Likewise, each person has to tailor their own diet based on their nutritional requirements and health needs. However, as the saying goes, you can’t manage what you don’t measure. An excellent way to measure your individual impact on water resources is to find your personal water footprint with the Water Footprint Calculator . You can then check out the Water Footprint of Food Guide to see how much a meal will cost you in dietary water consumption. The Guide will help you make some easy substitutions that could create a big drop in your water footprint and help you lessen your impact on the world around you.
Reducing the Water Footprint of Your Diet
Keeping in mind that there’s not a one-size-fits-all approach, here are our top strategies for reducing the water footprint of your diet:
Don’t Overconsume Protein
In the US, we might be eating too much protein throughout our day which creates demand that drives up water consumption in water scarce areas. Excess protein just gets excreted from our bodies as waste, making it a literal waste! Be mindful of your protein intake.
The FoodPrint Guide to Reducing Food Waste
Don’t Waste Food
One of the best ways to reduce your water footprint is to stop wasting food. The US wastes roughly 40 percent of the food it produces . Wasting edible food also means wasting all of the resources it took to produce it, including water, land, fertilizers and pesticides created from oil and gas, seeds, money, animal lives and labor. FoodPrint has lots of ideas and resources for how to reduce your household waste . You’ll be helping to fight climate change in addition to reducing your water footprint.
Eat Less Meat
Consumption of meat — including beef, poultry and lamb — is increasing in the United States, as well as worldwide. This could have dire consequences if both consumption and climate trends — including drought — continue.
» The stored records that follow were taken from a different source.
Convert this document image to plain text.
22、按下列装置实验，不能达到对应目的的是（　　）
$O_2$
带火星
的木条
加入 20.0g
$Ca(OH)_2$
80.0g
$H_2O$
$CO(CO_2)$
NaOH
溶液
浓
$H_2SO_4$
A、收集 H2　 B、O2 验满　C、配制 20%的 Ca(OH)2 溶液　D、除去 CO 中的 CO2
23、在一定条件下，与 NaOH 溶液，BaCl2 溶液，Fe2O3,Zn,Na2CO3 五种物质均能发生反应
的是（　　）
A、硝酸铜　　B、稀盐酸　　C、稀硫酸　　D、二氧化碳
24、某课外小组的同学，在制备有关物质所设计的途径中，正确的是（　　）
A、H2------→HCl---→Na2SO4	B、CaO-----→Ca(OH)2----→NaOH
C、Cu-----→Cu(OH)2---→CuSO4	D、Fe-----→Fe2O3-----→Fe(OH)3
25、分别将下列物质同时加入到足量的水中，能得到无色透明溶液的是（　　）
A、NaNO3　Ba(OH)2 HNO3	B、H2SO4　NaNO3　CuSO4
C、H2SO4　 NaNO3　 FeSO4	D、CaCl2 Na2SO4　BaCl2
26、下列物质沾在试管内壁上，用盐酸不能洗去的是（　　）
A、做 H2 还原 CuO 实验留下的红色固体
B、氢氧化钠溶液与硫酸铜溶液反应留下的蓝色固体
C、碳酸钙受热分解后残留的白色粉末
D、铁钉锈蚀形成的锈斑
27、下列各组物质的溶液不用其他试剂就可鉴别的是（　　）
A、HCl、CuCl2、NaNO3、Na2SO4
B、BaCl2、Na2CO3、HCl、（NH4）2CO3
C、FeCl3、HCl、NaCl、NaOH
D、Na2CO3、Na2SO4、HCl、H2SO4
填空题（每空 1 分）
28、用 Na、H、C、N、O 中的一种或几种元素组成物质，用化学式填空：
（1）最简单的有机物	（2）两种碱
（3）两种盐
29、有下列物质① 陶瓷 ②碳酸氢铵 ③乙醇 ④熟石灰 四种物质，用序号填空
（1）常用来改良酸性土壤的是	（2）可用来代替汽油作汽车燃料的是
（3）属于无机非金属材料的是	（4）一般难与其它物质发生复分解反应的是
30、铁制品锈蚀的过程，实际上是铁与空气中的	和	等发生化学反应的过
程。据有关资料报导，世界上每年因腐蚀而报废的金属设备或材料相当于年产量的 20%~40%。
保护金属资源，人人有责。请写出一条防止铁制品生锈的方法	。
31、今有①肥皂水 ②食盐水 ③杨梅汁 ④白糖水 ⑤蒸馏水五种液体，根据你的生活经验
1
FoodPrint has lots of resources and ideas for eating less meat, including practicing Meatless Monday , which offers an easy way to achieve a 15 percent reduction in meat consumption by skipping meat one out of every seven days.
Eat Lower Down on the Food Chain
You can save water by eating lower down on the food chain. For instance, while a serving of beef takes 463 gallons per four-ounce serving, the same amount of turkey takes 130 gallons, and black beans take only 49 gallons.
Eat Less Processed Food
Whole foods require less processing, which means there are fewer steps and ingredients involved in creating the food items on your plate. Less processing means less water involved in making your food.